Wild Coffee (Psychotria nervosa) is a Florida native shrub that gets its name from the small, red fruit it produces. Other names are wood balsam, Seminole Balsamo, and café marron. It is extremely cold sensitive. If it freezes it resprouts in the spring producing a shorter plant.
Wild Coffee, grows as a dense, round, multi-stemmed shrub about 5 feet tall and spreads between 4 to 8 feet. You will see it in pinelands, shell ridges, coastal hammocks, and sandy shaded areas. Its leaves are glossy, puckered, waxy, and light green when in full sun. When in the shade the leaves are deep forest green. The leaves are 5 inches long with veins running through them. Small, white flowers bloom in spring and summer and produce a fragrance similar to the gardenia.
Many butterflies, including the Florida state butterfly, the zebra longwing, and the spicebush swallowtail drink nectar from the flowers of wild coffee. Honeybees visit the flowers and pollinate them. Bright red, half-inch berries appear, in late summer or fall, each with two seeds.
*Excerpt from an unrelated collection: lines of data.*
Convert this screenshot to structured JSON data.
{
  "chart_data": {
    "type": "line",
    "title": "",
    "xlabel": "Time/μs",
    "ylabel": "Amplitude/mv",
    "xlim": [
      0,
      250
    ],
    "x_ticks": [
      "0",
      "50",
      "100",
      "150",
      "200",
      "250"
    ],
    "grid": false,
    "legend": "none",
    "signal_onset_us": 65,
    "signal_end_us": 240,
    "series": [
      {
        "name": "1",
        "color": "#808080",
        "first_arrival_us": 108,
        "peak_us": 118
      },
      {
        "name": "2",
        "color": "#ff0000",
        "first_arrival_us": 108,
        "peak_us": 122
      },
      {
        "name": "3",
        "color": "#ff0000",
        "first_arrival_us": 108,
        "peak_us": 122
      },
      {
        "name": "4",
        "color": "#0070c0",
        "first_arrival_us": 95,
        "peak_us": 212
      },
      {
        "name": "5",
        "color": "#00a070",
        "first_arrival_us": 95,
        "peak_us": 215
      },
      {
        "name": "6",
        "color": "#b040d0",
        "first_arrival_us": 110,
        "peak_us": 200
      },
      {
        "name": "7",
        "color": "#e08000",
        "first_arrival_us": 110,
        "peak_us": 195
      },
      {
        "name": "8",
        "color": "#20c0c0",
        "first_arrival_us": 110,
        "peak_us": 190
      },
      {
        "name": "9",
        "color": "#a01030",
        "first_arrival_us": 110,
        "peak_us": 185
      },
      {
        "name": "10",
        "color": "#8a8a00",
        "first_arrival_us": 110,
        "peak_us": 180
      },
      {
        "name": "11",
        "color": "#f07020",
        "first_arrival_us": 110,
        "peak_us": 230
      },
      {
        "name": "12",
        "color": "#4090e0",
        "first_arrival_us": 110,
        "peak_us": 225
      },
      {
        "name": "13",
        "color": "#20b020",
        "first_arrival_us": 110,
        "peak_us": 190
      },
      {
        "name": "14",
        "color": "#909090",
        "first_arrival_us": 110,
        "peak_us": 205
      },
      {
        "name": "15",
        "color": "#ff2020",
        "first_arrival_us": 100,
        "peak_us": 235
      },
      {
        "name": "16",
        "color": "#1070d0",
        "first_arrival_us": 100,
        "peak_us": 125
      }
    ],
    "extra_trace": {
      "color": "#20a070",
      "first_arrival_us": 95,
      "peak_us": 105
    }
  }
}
These seeds are an important food source for cardinals, catbirds, mockingbirds and blue jays, as well as other birds. Wild coffee berries were once used as a coffee substitute even though they do not contain caffeine.
The shrub grows well in alkaline soil. It is not salt-tolerant, but germinates readily, has few pest problems, needs only varying amounts of water and is not invasive. Is also prevents soil erosion. With its contrasting green leaves and red berries, its fragrance when in bloom and its wildlife benefits, the Wild Coffee shrub will make a wonderful addition to a shady spot in your landscape.